Roles in many specialisms, and across many industries, are designed to be remote, with employees working from varied locations, often on a rotating shift pattern, and with antisocial hours. Think retail and hospitality area managers, HR specialists in many industries, sales people and experts in niche roles which require wide travel.
The roles can be a joy, and suit those who enjoy the variety and challenge of working without true routine - but, particularly with technology allowing you to work wherever, whenever, finding work life balance as a field-based manager can be a challenge.
If you’re in a field-based role, then don’t take risks. Before you burn out, take a little time to think about the following ideas to help you find the right balance for you.
Remember: Visibility does not equal productivity
As a remote employee it can be tempting to have the phone, laptop and blackberry switched on all of the time. After all, we can take calls in the car, check our mail on the loo (if you really want to), and sort out our expenses at the dinner table. But doing so isn’t healthy. Shake off the fear that people might think you’re taking an unearned break if you don’t pick up the phone or reply immediately to their mail.

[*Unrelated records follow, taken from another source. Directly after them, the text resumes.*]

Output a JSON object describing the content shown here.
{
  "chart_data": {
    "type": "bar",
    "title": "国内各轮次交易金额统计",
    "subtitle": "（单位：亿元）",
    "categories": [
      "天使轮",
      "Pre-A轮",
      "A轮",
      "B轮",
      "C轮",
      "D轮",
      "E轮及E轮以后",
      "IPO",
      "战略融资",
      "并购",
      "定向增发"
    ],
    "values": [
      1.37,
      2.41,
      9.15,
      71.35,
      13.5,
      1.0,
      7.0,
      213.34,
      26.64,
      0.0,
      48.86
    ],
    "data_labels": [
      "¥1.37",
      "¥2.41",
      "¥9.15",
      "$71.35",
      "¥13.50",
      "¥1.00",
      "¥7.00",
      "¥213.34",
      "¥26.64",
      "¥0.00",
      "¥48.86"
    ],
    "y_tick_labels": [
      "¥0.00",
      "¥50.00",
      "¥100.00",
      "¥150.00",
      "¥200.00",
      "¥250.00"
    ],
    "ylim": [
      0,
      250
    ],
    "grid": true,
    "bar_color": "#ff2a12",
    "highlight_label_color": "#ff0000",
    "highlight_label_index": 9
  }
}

Build a routine that works for you, perhaps being available for calls between set hours, and with an agreement that issues will be flagged via mail outside of these hours unless it is a real emergency. Check your emails at fixed times, and try to avoid the temptation to ’quickly flick through’ mail first and last thing - it is never a relaxing start or finish to your day!
Look after yourself
If you’re able to kick the habit of constantly checking the phone - regardless if it is a weekend, holiday or two in the morning, then move onto taking more proactive steps to look after yourself. Keeping fit and healthy for work is a must - including taking time to recover if you are actually sick. In a remote job you can feel a fraud calling your boss to say you’re sick - after all, he may think you’re exaggerating if he can’t see your runny nose to prove it. Build a strong relationship with those around you and your direct manager so you are able to talk about how you’re feeling, and don’t be tempted to be a martyr and go into work when you’re too sick to do so. You’re doing nobody a favour.
Learn to say no
Working in a remote role can mean that very few people actually see everything you’re involved in on a day to day basis. As a result colleagues might not notice when you’re getting bogged down with work, as they only ever see a small slice of what you do. Because of this, the only person who can protect your time is you. Learn to say no when you don’t have the time to take on more tasks. Negotiate realistic deadlines and help others to understand your diary and commitments so you can work together to get a level of work which is challenging but healthy.

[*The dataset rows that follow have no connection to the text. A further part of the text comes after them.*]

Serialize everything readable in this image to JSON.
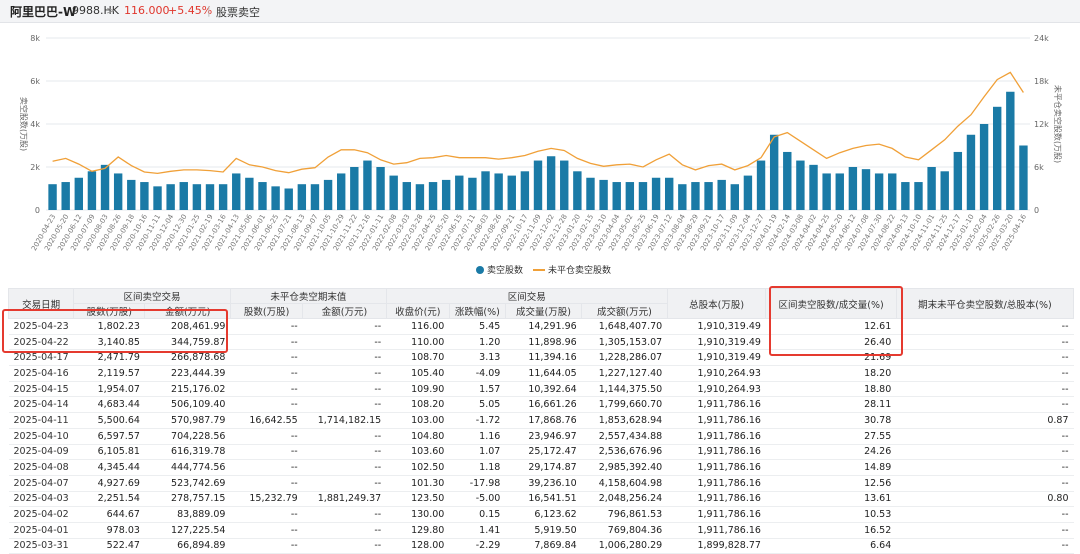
{
  "header": {
    "stock_name": "阿里巴巴-W",
    "stock_code": "9988.HK",
    "separator": ">",
    "price": "116.000",
    "change_pct": "+5.45%",
    "tab": "股票卖空",
    "down_color": "#e0352b"
  },
  "chart_data": {
    "type": "bar",
    "ylabel_left": "卖空股数(万股)",
    "ylabel_right": "未平仓卖空股数(万股)",
    "y_left_ticks": [
      "8k",
      "6k",
      "4k",
      "2k",
      "0"
    ],
    "y_left_range": [
      0,
      8000
    ],
    "y_right_ticks": [
      "24k",
      "18k",
      "12k",
      "6k",
      "0"
    ],
    "y_right_range": [
      0,
      24000
    ],
    "x_tick_labels": [
      "2020-04-23",
      "2020-05-20",
      "2020-06-12",
      "2020-07-09",
      "2020-08-03",
      "2020-08-26",
      "2020-09-18",
      "2020-10-16",
      "2020-11-11",
      "2020-12-04",
      "2020-12-30",
      "2021-01-25",
      "2021-02-19",
      "2021-03-16",
      "2021-04-13",
      "2021-05-06",
      "2021-06-01",
      "2021-06-25",
      "2021-07-21",
      "2021-08-13",
      "2021-09-07",
      "2021-10-05",
      "2021-10-29",
      "2021-11-22",
      "2021-12-16",
      "2022-01-11",
      "2022-02-08",
      "2022-03-03",
      "2022-03-28",
      "2022-04-25",
      "2022-05-20",
      "2022-06-15",
      "2022-07-11",
      "2022-08-03",
      "2022-08-26",
      "2022-09-21",
      "2022-10-17",
      "2022-11-09",
      "2022-12-02",
      "2022-12-28",
      "2023-01-20",
      "2023-02-15",
      "2023-03-10",
      "2023-04-04",
      "2023-05-02",
      "2023-05-25",
      "2023-06-19",
      "2023-07-12",
      "2023-08-04",
      "2023-08-29",
      "2023-09-21",
      "2023-10-17",
      "2023-11-09",
      "2023-12-04",
      "2023-12-27",
      "2024-01-19",
      "2024-02-14",
      "2024-03-08",
      "2024-04-02",
      "2024-04-25",
      "2024-05-20",
      "2024-06-12",
      "2024-07-08",
      "2024-07-30",
      "2024-08-22",
      "2024-09-13",
      "2024-10-10",
      "2024-11-01",
      "2024-11-25",
      "2024-12-17",
      "2025-01-10",
      "2025-02-04",
      "2025-02-26",
      "2025-03-20",
      "2025-04-16"
    ],
    "legend": [
      {
        "name": "卖空股数",
        "color": "#1a7aa6",
        "kind": "bar"
      },
      {
        "name": "未平仓卖空股数",
        "color": "#f0a038",
        "kind": "line"
      }
    ],
    "bars_left_axis": [
      1200,
      1300,
      1500,
      1800,
      2100,
      1700,
      1400,
      1300,
      1100,
      1200,
      1300,
      1200,
      1200,
      1200,
      1700,
      1500,
      1300,
      1100,
      1000,
      1200,
      1200,
      1400,
      1700,
      2000,
      2300,
      2000,
      1600,
      1300,
      1200,
      1300,
      1400,
      1600,
      1500,
      1800,
      1700,
      1600,
      1800,
      2300,
      2500,
      2300,
      1800,
      1500,
      1400,
      1300,
      1300,
      1300,
      1500,
      1500,
      1200,
      1300,
      1300,
      1400,
      1200,
      1600,
      2300,
      3500,
      2700,
      2300,
      2100,
      1700,
      1700,
      2000,
      1900,
      1700,
      1700,
      1300,
      1300,
      2000,
      1800,
      2700,
      3500,
      4000,
      4800,
      5500,
      3000
    ],
    "line_right_axis": [
      6800,
      7200,
      6400,
      5400,
      5800,
      7400,
      6200,
      5300,
      5100,
      5400,
      5600,
      5600,
      5500,
      5300,
      7200,
      6300,
      6000,
      5500,
      5200,
      5700,
      5900,
      7400,
      8400,
      8400,
      8000,
      7000,
      6400,
      6600,
      7200,
      7300,
      7600,
      7300,
      7300,
      7300,
      7100,
      7300,
      7600,
      8200,
      8600,
      8300,
      7200,
      6500,
      6100,
      6300,
      6400,
      6000,
      7000,
      7800,
      6300,
      5600,
      6200,
      6400,
      5600,
      6200,
      7300,
      10200,
      10800,
      9600,
      8400,
      7200,
      8000,
      8600,
      9000,
      9200,
      8600,
      7400,
      7000,
      8400,
      9800,
      11700,
      13300,
      15800,
      18200,
      19200,
      16400
    ]
  },
  "table": {
    "group_headers": [
      "交易日期",
      "区间卖空交易",
      "未平仓卖空期末值",
      "区间交易",
      "总股本(万股)",
      "区间卖空股数/成交量(%)",
      "期末未平仓卖空股数/总股本(%)"
    ],
    "sub_headers": [
      "股数(万股)",
      "金额(万元)",
      "股数(万股)",
      "金额(万元)",
      "收盘价(元)",
      "涨跌幅(%)",
      "成交量(万股)",
      "成交额(万元)"
    ],
    "rows": [
      [
        "2025-04-23",
        "1,802.23",
        "208,461.99",
        "--",
        "--",
        "116.00",
        "5.45",
        "14,291.96",
        "1,648,407.70",
        "1,910,319.49",
        "12.61",
        "--"
      ],
      [
        "2025-04-22",
        "3,140.85",
        "344,759.87",
        "--",
        "--",
        "110.00",
        "1.20",
        "11,898.96",
        "1,305,153.07",
        "1,910,319.49",
        "26.40",
        "--"
      ],
      [
        "2025-04-17",
        "2,471.79",
        "266,878.68",
        "--",
        "--",
        "108.70",
        "3.13",
        "11,394.16",
        "1,228,286.07",
        "1,910,319.49",
        "21.69",
        "--"
      ],
      [
        "2025-04-16",
        "2,119.57",
        "223,444.39",
        "--",
        "--",
        "105.40",
        "-4.09",
        "11,644.05",
        "1,227,127.40",
        "1,910,264.93",
        "18.20",
        "--"
      ],
      [
        "2025-04-15",
        "1,954.07",
        "215,176.02",
        "--",
        "--",
        "109.90",
        "1.57",
        "10,392.64",
        "1,144,375.50",
        "1,910,264.93",
        "18.80",
        "--"
      ],
      [
        "2025-04-14",
        "4,683.44",
        "506,109.40",
        "--",
        "--",
        "108.20",
        "5.05",
        "16,661.26",
        "1,799,660.70",
        "1,911,786.16",
        "28.11",
        "--"
      ],
      [
        "2025-04-11",
        "5,500.64",
        "570,987.79",
        "16,642.55",
        "1,714,182.15",
        "103.00",
        "-1.72",
        "17,868.76",
        "1,853,628.94",
        "1,911,786.16",
        "30.78",
        "0.87"
      ],
      [
        "2025-04-10",
        "6,597.57",
        "704,228.56",
        "--",
        "--",
        "104.80",
        "1.16",
        "23,946.97",
        "2,557,434.88",
        "1,911,786.16",
        "27.55",
        "--"
      ],
      [
        "2025-04-09",
        "6,105.81",
        "616,319.78",
        "--",
        "--",
        "103.60",
        "1.07",
        "25,172.47",
        "2,536,676.96",
        "1,911,786.16",
        "24.26",
        "--"
      ],
      [
        "2025-04-08",
        "4,345.44",
        "444,774.56",
        "--",
        "--",
        "102.50",
        "1.18",
        "29,174.87",
        "2,985,392.40",
        "1,911,786.16",
        "14.89",
        "--"
      ],
      [
        "2025-04-07",
        "4,927.69",
        "523,742.69",
        "--",
        "--",
        "101.30",
        "-17.98",
        "39,236.10",
        "4,158,604.98",
        "1,911,786.16",
        "12.56",
        "--"
      ],
      [
        "2025-04-03",
        "2,251.54",
        "278,757.15",
        "15,232.79",
        "1,881,249.37",
        "123.50",
        "-5.00",
        "16,541.51",
        "2,048,256.24",
        "1,911,786.16",
        "13.61",
        "0.80"
      ],
      [
        "2025-04-02",
        "644.67",
        "83,889.09",
        "--",
        "--",
        "130.00",
        "0.15",
        "6,123.62",
        "796,861.53",
        "1,911,786.16",
        "10.53",
        "--"
      ],
      [
        "2025-04-01",
        "978.03",
        "127,225.54",
        "--",
        "--",
        "129.80",
        "1.41",
        "5,919.50",
        "769,804.36",
        "1,911,786.16",
        "16.52",
        "--"
      ],
      [
        "2025-03-31",
        "522.47",
        "66,894.89",
        "--",
        "--",
        "128.00",
        "-2.29",
        "7,869.84",
        "1,006,280.29",
        "1,899,828.77",
        "6.64",
        "--"
      ]
    ]
  }
}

Find your way to wind down
Finally, find your own way to relax at the end of the day or week. That might be simply putting your favourite music on for the long drive home, listening to an audio book on your commute, going to the gym or indulging in your favourite hobby for an hour or two. If you’re having a stressful time at work, it can help to use travel time as a mental insulation that breaks work and home life - leave the working day in the car (even literally leave your suit jacket or work bag if it helps), and try for the first twenty minutes at home to talk positively about your day. The result will be a more enjoyable evening, better relaxation, and a positive impact on the following day at work.
There are days in a remote job when you feel like the luckiest person in the world - the travel, the variety and the challenge are energising; and other days when it feels like you’re cursed with an impossible task and uncomprehending colleagues. The key to navigate this successfully is to find your own personal balance which will enable you to have a rich and rewarding life at home as well as work.